Esperaba sentada en la cafetería de siempre, en la pequeña mesita de la esquina por la que nadie tenía que pasar, salvo el joven camarero del pelo de pincho cuando me traía mi taza de té o de café. Llovía y me gustaba sentarme junto al gran ventanal con letras doradas impresas. Me encantaba ver cómo las gotas de la lluvia chocaban contra él y se deslizaban hacia abajo. Las seguía con la mirada mientras, a ratos, trasteaba con el móvil, igual que la mayoría de quienes estaban sentados a mi alrededor. La única diferencia es que, a menudo, me entretenía más mirando a toda esa fauna que me rodeaba que con mi móvil, convertido en refugio frente a otras personas.

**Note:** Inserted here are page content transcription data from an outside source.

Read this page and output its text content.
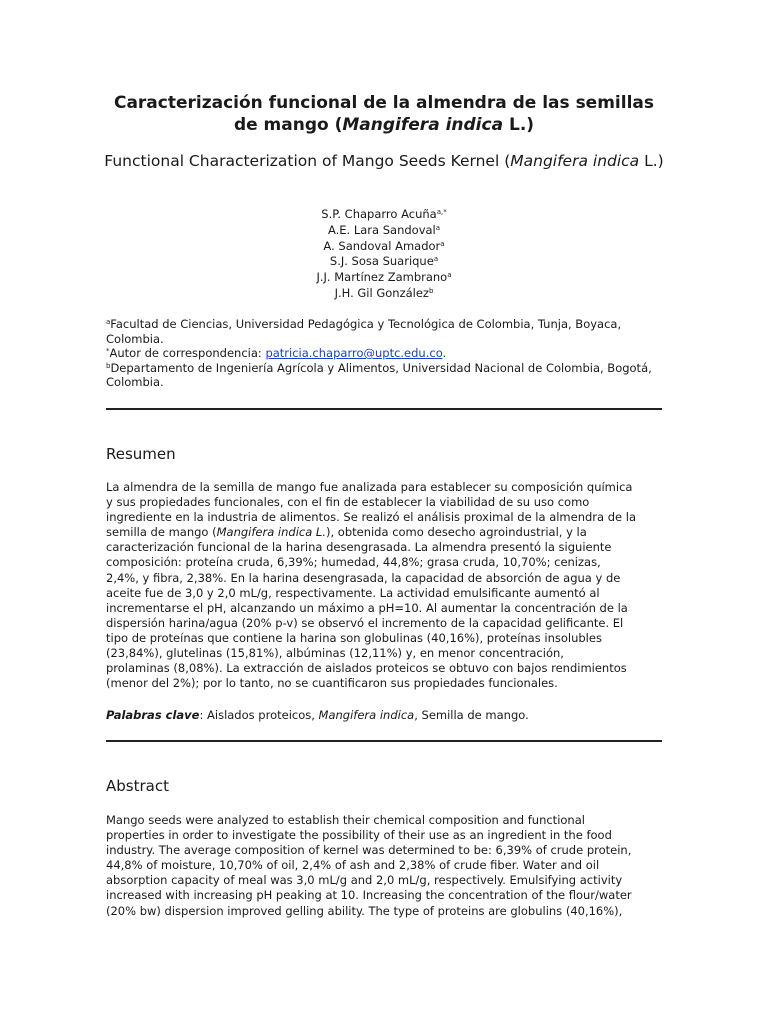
Caracterización funcional de la almendra de las semillas de mango (Mangifera indica L.)
Functional Characterization of Mango Seeds Kernel (Mangifera indica L.)
S.P. Chaparro Acuña$^{a,*}$
A.E. Lara Sandoval$^a$
A. Sandoval Amador$^a$
S.J. Sosa Suarique$^a$
J.J. Martínez Zambrano$^a$
J.H. Gil González$^b$
$^a$Facultad de Ciencias, Universidad Pedagógica y Tecnológica de Colombia, Tunja, Boyaca, Colombia.
*Autor de correspondencia: patricia.chaparro@uptc.edu.co.
$^b$Departamento de Ingeniería Agrícola y Alimentos, Universidad Nacional de Colombia, Bogotá, Colombia.
Resumen
La almendra de la semilla de mango fue analizada para establecer su composición química
y sus propiedades funcionales, con el fin de establecer la viabilidad de su uso como
ingrediente en la industria de alimentos. Se realizó el análisis proximal de la almendra de la
semilla de mango (Mangifera indica L.), obtenida como desecho agroindustrial, y la
caracterización funcional de la harina desengrasada. La almendra presentó la siguiente
composición: proteína cruda, 6,39%; humedad, 44,8%; grasa cruda, 10,70%; cenizas,
2,4%, y fibra, 2,38%. En la harina desengrasada, la capacidad de absorción de agua y de
aceite fue de 3,0 y 2,0 mL/g, respectivamente. La actividad emulsificante aumentó al
incrementarse el pH, alcanzando un máximo a pH=10. Al aumentar la concentración de la
dispersión harina/agua (20% p-v) se observó el incremento de la capacidad gelificante. El
tipo de proteínas que contiene la harina son globulinas (40,16%), proteínas insolubles
(23,84%), glutelinas (15,81%), albúminas (12,11%) y, en menor concentración,
prolaminas (8,08%). La extracción de aislados proteicos se obtuvo con bajos rendimientos
(menor del 2%); por lo tanto, no se cuantificaron sus propiedades funcionales.
Palabras clave: Aislados proteicos, Mangifera indica, Semilla de mango.
Abstract
Mango seeds were analyzed to establish their chemical composition and functional
properties in order to investigate the possibility of their use as an ingredient in the food
industry. The average composition of kernel was determined to be: 6,39% of crude protein,
44,8% of moisture, 10,70% of oil, 2,4% of ash and 2,38% of crude fiber. Water and oil
absorption capacity of meal was 3,0 mL/g and 2,0 mL/g, respectively. Emulsifying activity
increased with increasing pH peaking at 10. Increasing the concentration of the flour/water
(20% bw) dispersion improved gelling ability. The type of proteins are globulins (40,16%),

Cambié de posición y desvié la mirada. Los clientes entraban sin parar y se dirigían directos a la barra. Los cafés aparecían desde todas las direcciones, servidos en tazas blancas de todos los tamaños. Algunos salían en esos vasos de porexpan donde todo sabe horrible. Una debería beber siempre su café en una tacita y, si es bonita, mejor. Miré la mía, que aún seguía sobre la mesa y la acaricié con la mano abierta. Seguía calentita a pesar de que ya no quedaba ni rastro del rooibos que había tomado. A través del cristal veía todo un carnaval de personas variopintas que se arremolinaban en torno al semáforo que presidía orgulloso la esquina. Se ponía en verde y todos salían al trote, esquivándose unos a otros, adelantándose y hasta tropezándose. Parecían querer llegar los primeros al otro lado de la calle y no había premio; solo otro semáforo en rojo insolente.

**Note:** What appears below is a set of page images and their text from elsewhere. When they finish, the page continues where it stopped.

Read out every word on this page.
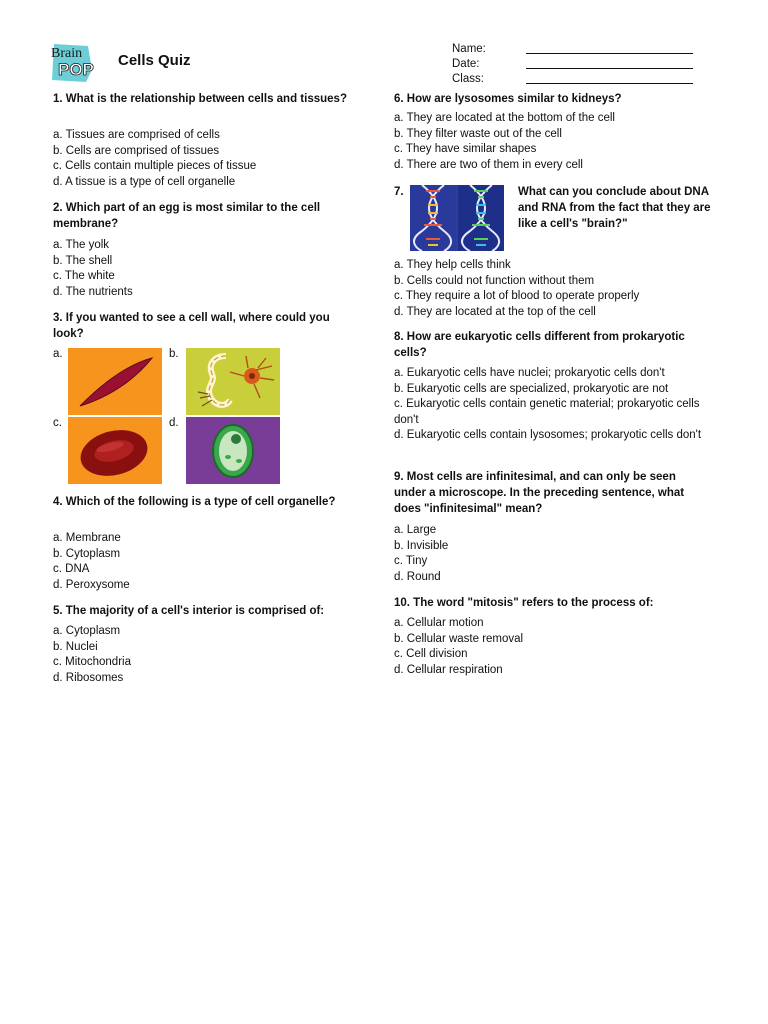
Brain
POP Cells Quiz
Name:
Date:
Class:
1. What is the relationship between cells and tissues?
a. Tissues are comprised of cells
b. Cells are comprised of tissues
c. Cells contain multiple pieces of tissue
d. A tissue is a type of cell organelle
2. Which part of an egg is most similar to the cell membrane?
a. The yolk
b. The shell
c. The white
d. The nutrients
3. If you wanted to see a cell wall, where could you look?
a.	b.
c.	d.
4. Which of the following is a type of cell organelle?
a. Membrane
b. Cytoplasm
c. DNA
d. Peroxysome
5. The majority of a cell's interior is comprised of:
a. Cytoplasm
b. Nuclei
c. Mitochondria
d. Ribosomes
6. How are lysosomes similar to kidneys?
a. They are located at the bottom of the cell
b. They filter waste out of the cell
c. They have similar shapes
d. There are two of them in every cell
7.	What can you conclude about DNA and RNA from the fact that they are like a cell's "brain?"
a. They help cells think
b. Cells could not function without them
c. They require a lot of blood to operate properly
d. They are located at the top of the cell
8. How are eukaryotic cells different from prokaryotic cells?
a. Eukaryotic cells have nuclei; prokaryotic cells don't
b. Eukaryotic cells are specialized, prokaryotic are not
c. Eukaryotic cells contain genetic material; prokaryotic cells don't
d. Eukaryotic cells contain lysosomes; prokaryotic cells don't
9. Most cells are infinitesimal, and can only be seen under a microscope. In the preceding sentence, what does "infinitesimal" mean?
a. Large
b. Invisible
c. Tiny
d. Round
10. The word "mitosis" refers to the process of:
a. Cellular motion
b. Cellular waste removal
c. Cell division
d. Cellular respiration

Saqué del bolso el pequeño cuaderno con esa preciosa portada pintada a mano por mi amiga Mina. Era una vaca a la que le salían unas flores de colores a ambos lados de las orejas. Mirarla siempre me sacaba una sonrisa. Me preguntaba cómo se le habría ocurrido a Mina dibujar esos floripondios tan coloridos. Su imaginación no tenía límites y eso me encantaba. Casi reí y me autocensuré tapándome la boca con la mano. Abrí el pequeño cuaderno y pasé las hojas hasta llegar a una página en blanco. Levanté la mirada hacia la calle y oteé a través del cristal… Fruncí el ceño. Miré a izquierda y a derecha y no vi a nadie. ¡A nadie! Me giré torpe y rápidamente queriendo gritar y dando un manotazo a la taza vacía que salió despedida, cayendo ruidosamente en el suelo y haciéndose trizas. El grito se congeló como una estalactita que se me clavó en la garganta. Todo el mundo se había esfumado. Y comencé a escribir en mi pequeño cuaderno de portada preciosa pintada a mano…
Qué chulo Laura, me ha gustado mucho, te estaba imaginando totalmente!
Qué buenos esos momentos que nos viene la inspiración 🙂
Besotes
¡Gracias, Ana! Has captado la esencia… Creo que no todo el mundo lo ha hecho. 😉
Besitos reina.
Muy bonito!!! Ya me estaba tomando yo el rooibos contigo haciendo lo mismo que tú hacías. Precioso!!! Besitos, guapa!!
¡Gracias Patricia! Venga, nos servimos dos rooibos.
Muaccccccccccc
Cuando empiezo a leer y a tres palabras me transporto a la historia, es porque me está gustando, Brava Laura, me encanta como expresas cualquier situación…
Y ya que nombras a la vaquita presumida y a una servidora, te diré que me gusta, me encanta y me apasiona, dibujar con fantasía y color y más cuando piensas en la persona a la que le estás dibujando algo, en este caso a ti, me reflejas alegría, frescura…¡cuánto me alegro que al mirar a la vaca, te robe una sonrisa…!
Muackissssss
Muchas gracias, Mina. Me alegra que te gusten estas pequeñas historias y, sobre todo, te transporten.
Ya sabes cómo me gusta la vaquita colorida.
🙂
Ya ves, aquí estoy otra vez y, lo he vuelto a leer.
Qué sublime sensación es la inspiración, que cuando te llega, ni el ruido más ensordecedor es capaz de hacerte regresar…
Muacksssss
Un relato realmente vivo y vivido, me encanta hacer lo que has descrito, pasar inadvertida y observar e imaginar.
Me ha encantado y me he quedado con ganas de que siguiera.